Dia 17 de maio é o Dia Mundial da Hipertensão, data voltada à conscientização sobre os riscos da pressão alta, que é uma condição que pode afetar coração, cérebro, rins e olhos. Na rotina de quem recebe o diagnóstico, uma das primeiras orientações costuma ser reduzir o consumo de sal.
A medida é importante, mas não explica tudo. Segundo a nutricionista Bela Clerot, pessoas com diabetes tipo 2, pré-diabetes, excesso de peso ou sinais de resistência à insulina também precisam olhar para a alimentação, os exames e os hábitos do dia a dia.
Na avaliação da nutricionista, muitos pacientes com pressão alta apresentam alterações metabólicas ao mesmo tempo, como gordura no fígado, triglicerídeos elevados, glicose alterada e resistência à insulina.

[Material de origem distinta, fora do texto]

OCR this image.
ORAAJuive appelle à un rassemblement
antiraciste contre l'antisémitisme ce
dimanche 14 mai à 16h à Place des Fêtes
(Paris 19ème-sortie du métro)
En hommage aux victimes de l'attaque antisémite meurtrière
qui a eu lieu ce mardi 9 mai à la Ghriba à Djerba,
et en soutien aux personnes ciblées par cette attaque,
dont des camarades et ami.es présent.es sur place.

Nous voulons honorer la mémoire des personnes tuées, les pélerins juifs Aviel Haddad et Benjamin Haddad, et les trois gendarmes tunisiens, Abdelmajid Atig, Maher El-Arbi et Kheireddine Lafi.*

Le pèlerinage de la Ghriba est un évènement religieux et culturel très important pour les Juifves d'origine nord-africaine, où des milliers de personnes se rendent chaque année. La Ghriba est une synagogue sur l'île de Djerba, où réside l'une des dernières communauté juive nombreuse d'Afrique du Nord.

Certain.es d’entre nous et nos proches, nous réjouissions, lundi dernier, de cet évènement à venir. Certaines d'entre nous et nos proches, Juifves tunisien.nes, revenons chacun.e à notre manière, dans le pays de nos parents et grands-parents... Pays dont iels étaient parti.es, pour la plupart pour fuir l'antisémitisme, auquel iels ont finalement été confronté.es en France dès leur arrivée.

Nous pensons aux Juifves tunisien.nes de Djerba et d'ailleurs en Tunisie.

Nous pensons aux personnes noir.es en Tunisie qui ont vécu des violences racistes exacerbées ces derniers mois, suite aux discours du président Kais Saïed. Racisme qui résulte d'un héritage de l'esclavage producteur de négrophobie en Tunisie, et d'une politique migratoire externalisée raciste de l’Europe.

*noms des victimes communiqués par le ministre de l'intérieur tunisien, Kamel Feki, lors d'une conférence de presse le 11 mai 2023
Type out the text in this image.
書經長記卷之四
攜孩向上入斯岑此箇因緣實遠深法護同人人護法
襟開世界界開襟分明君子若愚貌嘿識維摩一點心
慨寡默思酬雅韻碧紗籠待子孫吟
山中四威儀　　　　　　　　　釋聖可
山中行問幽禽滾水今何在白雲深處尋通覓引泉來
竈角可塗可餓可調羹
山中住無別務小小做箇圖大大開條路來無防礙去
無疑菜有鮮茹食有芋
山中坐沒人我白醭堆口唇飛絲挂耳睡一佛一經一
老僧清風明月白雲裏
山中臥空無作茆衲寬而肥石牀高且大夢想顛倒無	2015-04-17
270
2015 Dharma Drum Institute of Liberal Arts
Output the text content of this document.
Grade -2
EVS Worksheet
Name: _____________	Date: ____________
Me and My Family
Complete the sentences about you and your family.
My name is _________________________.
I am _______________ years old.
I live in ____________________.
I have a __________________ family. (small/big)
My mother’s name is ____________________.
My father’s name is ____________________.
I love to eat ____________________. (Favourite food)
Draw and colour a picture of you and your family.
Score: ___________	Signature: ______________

“Você não tem uma coleção de doenças. Você tem um problema metabólico que pode causar uma lista grande de sintomas”, afirma.
Dados do Vigitel Brasil 2006 a 2024, publicado pelo Ministério da Saúde em 2025, mostram que a frequência de adultos das capitais brasileiras e do Distrito Federal com diagnóstico médico informado de hipertensão passou de 22,6% em 2006 para 29,7% em 2024. O aumento foi de 7,1 pontos percentuais, o que equivale a cerca de 31% de crescimento relativo. No mesmo período, também avançaram indicadores associados à saúde metabólica. O excesso de peso foi de 42,6% para 62,6%, a obesidade de 11,8% para 25,7% e o diagnóstico médico informado de diabetes de 5,5% para 12,9%.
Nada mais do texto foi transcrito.